Le salut de l’Afrique ne viendra ni de la Maison-Blanche ni des parrains de nos autocrates, mais du courage, de la lucidité et de la dignité de ses propres peuples. Voilà en substance le message que livre Farida Bemba Nabourema dans une tribune incisive qui déconstruit avec vigueur l’illusion d’un salut politique venu de Washington. La militante togolaise des droits humains, écrivaine et universitaire y dénonce la croyance, qu’elle juge dangereusement naïve, selon laquelle une alternance ou une posture américaine pourrait libérer les peuples africains de leurs régimes autoritaires. A lire ci-dessus.
« Certains, sur ce continent, persistent dans une naïveté presque pathologique, rêvant que Donald Trump viendra les délivrer de leurs tyrans domestiques. J’en reste abasourdie. Il faut avoir perdu tout sens politique pour en arriver à des raisonnements aussi indigents. « Trump viendra sauver le Togo ». « Trump viendra libérer le Cameroun ». Comme si la Maison-Blanche était un dispensaire pour peuples abandonnés.
Depuis quand Trump mène-t-il une croisade pour la liberté des peuples ? Ses alliances stratégiques au Moyen-Orient, avec l’Arabie saoudite, l’Egypte ou Oman, sont-elles des modèles de démocratie libérale ? Ces régimes ne sont pas leurs alliés par miracle. Ils le sont parce qu’ils servent des intérêts. Rien d’autre. Lorsque Washington agit contre un dirigeant comme Maduro ou Khoméni, ce n’est pas pour défendre un quelconque principe démocratique: Il n’en a que cirer comme tout le reste de l’occident d’ailleurs.
Trump ne combat pas les dictatures. Il combat les gouvernements qui refusent de se plier aux exigences américaines et qui ose les défier. Nuance fondamentale que certains refusent de voir. Ce n’est pas la nature autoritaire d’un régime qui dérange Mai’s son degré d’obéissance.

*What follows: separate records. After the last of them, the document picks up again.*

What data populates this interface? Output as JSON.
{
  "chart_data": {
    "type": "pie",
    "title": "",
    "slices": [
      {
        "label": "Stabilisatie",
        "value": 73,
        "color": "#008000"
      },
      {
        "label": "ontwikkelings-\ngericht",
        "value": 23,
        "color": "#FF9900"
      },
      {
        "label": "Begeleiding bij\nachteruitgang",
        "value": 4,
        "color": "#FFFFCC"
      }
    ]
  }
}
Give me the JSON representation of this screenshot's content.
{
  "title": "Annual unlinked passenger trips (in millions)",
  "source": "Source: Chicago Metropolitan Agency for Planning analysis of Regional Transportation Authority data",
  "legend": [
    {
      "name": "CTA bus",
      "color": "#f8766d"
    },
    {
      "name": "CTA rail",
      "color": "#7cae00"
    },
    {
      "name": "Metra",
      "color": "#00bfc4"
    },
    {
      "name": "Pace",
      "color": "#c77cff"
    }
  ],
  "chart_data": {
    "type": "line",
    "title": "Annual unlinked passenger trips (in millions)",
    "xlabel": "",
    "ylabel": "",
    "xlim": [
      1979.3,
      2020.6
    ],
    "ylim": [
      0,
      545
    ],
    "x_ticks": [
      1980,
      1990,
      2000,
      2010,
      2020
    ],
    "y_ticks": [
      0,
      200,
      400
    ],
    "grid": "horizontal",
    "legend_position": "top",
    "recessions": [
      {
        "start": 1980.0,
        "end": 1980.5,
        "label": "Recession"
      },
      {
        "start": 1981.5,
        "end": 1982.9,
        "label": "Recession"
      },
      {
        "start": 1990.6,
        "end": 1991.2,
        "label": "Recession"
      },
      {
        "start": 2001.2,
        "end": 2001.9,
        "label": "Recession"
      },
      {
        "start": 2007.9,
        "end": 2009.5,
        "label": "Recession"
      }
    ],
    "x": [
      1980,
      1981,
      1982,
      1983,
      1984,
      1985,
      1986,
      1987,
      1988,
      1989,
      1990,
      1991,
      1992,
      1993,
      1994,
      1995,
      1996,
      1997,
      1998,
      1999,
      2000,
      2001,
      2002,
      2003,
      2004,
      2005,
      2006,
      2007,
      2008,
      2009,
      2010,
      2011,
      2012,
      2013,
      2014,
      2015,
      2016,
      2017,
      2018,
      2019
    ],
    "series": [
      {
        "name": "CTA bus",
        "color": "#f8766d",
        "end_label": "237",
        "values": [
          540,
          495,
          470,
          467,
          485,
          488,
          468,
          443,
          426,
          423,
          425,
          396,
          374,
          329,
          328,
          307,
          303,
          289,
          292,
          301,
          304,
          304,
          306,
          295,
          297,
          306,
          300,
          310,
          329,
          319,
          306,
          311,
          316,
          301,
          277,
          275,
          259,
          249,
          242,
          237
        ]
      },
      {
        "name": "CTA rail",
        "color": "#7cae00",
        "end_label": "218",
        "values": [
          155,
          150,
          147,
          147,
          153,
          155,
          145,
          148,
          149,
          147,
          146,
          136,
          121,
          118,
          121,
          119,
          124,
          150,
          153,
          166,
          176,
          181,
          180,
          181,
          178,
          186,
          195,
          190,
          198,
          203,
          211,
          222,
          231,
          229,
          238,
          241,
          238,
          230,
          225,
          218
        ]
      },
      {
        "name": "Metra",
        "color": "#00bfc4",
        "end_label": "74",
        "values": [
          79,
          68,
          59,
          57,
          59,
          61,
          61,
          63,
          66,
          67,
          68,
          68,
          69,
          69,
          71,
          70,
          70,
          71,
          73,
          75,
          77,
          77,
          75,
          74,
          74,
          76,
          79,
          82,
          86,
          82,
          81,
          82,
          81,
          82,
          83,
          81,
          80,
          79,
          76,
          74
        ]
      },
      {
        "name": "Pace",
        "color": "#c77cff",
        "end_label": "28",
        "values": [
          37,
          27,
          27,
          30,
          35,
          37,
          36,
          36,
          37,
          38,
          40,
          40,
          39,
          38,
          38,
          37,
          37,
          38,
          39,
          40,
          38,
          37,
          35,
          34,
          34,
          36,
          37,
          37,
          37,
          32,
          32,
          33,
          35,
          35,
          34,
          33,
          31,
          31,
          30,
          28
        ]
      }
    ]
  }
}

Et que dire de nos propres dirigeants, ces chefs sans colonne vertébrale, prêts à troquer la liberté de leur peuple contre une assurance vie politique ? Ils n’attendent même pas qu’on les somme de se plier. Eux même offrent la soumission. Ce sont des serviteurs volontaires Leur seule ambition consiste à durer au pouvoir quitte à brader les ressources, les institutions, la dignité nationale. Eyadema l’a fait dès 1967 quand il a demandé à l’état d’Israël d’assurer sa protection sur le plan militaire et diplomatique en échange de ses services.
Imaginer que de tels hommes seraient menacés par Trump relève du fantasme. Croire qu’une alliance entre un pouvoir américain guidé par la seule logique de l’intérêt et des autocrates africains obsédés par leur survie produira la liberté relève de l’absurde.
Le salut d’un peuple ne vient pas des patrons de nos dictateurs qui leur sont loyaux et fidèle depuis des décennies. Elle exige du courage, de la lucidité et un minimum de dignité nationale. Ceux qui fantasment sur un sauvetage trumpien devraient commencer par se demander si leurs propres oppresseurs sont en conflit avec Washington. La réponse est embarrassante.
Farida Bemba Nabourema
Citoyenne Africaine Désabusée! »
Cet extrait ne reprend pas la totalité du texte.